Sergide yas meselesini kuvvetle hissettiren iki işten daha bahsetmek lazım. Neriman Polat’ın kurguladığı bir ‘yas odası’ var. Odanın orta yerinde asılı duran bir elbise ve yarattığı terk edilmiş boşluk hali, serbest çağrışımlara açık olan bu iş bana artık aramızda olmayan birinin elbisesinin tekinsiz hissini, hayaletimsi varlığını çağrıştırdı. Normalde ‘çiçekli ve renkli’ olan elbisenin solmuş ve bulanık bir siyah-beyaza dönüşmüş olması da bu hissi yoğunlaştırıyor. Elbiseye eşlik eden ağıt da bu yas odasını adeta bir ‘ağlama odası’na çeviriyor. İnsan o elbiseye sarılıp, artık öfkesi ve yası ne ise, onun için uzun uzun ağlayabilir. Ağlamanın sağaltıcı gücünü bu ironik devirde hatırlamak mühim bir şey. Neriman Polat’ın tasarladığı bir de etek var.

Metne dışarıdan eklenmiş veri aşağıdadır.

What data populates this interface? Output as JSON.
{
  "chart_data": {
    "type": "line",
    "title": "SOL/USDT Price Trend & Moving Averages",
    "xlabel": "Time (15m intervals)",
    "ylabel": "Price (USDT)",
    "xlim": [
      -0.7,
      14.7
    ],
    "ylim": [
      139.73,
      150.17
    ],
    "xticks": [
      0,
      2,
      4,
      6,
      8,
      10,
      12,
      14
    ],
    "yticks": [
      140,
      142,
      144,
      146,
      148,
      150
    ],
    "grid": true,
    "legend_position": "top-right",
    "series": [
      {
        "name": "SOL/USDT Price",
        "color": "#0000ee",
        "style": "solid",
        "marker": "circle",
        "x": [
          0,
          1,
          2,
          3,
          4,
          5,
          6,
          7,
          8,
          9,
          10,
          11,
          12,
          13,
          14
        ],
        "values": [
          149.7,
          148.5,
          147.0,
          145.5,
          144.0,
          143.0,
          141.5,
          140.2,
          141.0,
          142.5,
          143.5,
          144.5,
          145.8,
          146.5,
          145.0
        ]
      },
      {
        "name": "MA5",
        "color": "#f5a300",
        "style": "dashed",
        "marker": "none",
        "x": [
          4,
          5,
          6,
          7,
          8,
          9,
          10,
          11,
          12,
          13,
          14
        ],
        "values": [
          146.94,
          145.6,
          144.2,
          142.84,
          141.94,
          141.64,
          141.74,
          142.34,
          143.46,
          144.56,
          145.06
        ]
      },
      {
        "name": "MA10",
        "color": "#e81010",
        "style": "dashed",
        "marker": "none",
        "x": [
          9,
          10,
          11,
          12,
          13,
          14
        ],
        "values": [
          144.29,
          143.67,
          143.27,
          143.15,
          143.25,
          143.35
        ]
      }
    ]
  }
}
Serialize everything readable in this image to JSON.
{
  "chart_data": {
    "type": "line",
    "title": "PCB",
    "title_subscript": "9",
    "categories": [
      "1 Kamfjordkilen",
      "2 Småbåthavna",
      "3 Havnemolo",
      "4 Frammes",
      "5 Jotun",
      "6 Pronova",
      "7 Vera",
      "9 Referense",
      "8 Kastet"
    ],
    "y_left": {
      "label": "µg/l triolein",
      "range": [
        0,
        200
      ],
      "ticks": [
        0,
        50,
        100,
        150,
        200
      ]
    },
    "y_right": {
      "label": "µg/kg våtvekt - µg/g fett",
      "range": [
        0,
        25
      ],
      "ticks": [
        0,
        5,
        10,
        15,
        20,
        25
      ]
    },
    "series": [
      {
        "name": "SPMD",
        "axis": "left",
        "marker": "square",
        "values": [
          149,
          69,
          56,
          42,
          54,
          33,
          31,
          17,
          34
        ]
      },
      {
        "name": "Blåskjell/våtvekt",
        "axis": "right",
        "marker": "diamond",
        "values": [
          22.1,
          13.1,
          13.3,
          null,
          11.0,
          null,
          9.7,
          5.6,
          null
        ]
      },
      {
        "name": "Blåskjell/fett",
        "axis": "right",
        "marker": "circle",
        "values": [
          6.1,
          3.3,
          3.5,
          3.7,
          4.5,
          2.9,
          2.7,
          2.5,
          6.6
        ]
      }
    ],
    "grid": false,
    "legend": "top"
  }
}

Polat’ın daha önce devletin katlettiği Ceylan Önkol’un annesinin sözlerini duvara yazarak yaptığı Kızımın Parçalarını Eteğimde Taşıdım adlı işini akla getiren bu pazen eteğin üzerinde de, desenlerin arasında ‘yasını tutacağım’ yazıyor. Ceylan Önkol’un annesinin eteği olabilir bu ya da daha başka birçok annenin. 

Son olarak, sergide ‘herkesi kapsayan devlet şiddeti’ni gösteren bir iş var, adı da İstikrarlı Ölüm. O malum ve meşum devlet sloganı, istikrar uğruna 2015’te öldürülen herkes için bir çivi çakılarak (3322 çivi) yazılmış bir istikrar panosu. Ülkenin hal-i pür melali sert çekiç darbeleriyle panoya kazınmış.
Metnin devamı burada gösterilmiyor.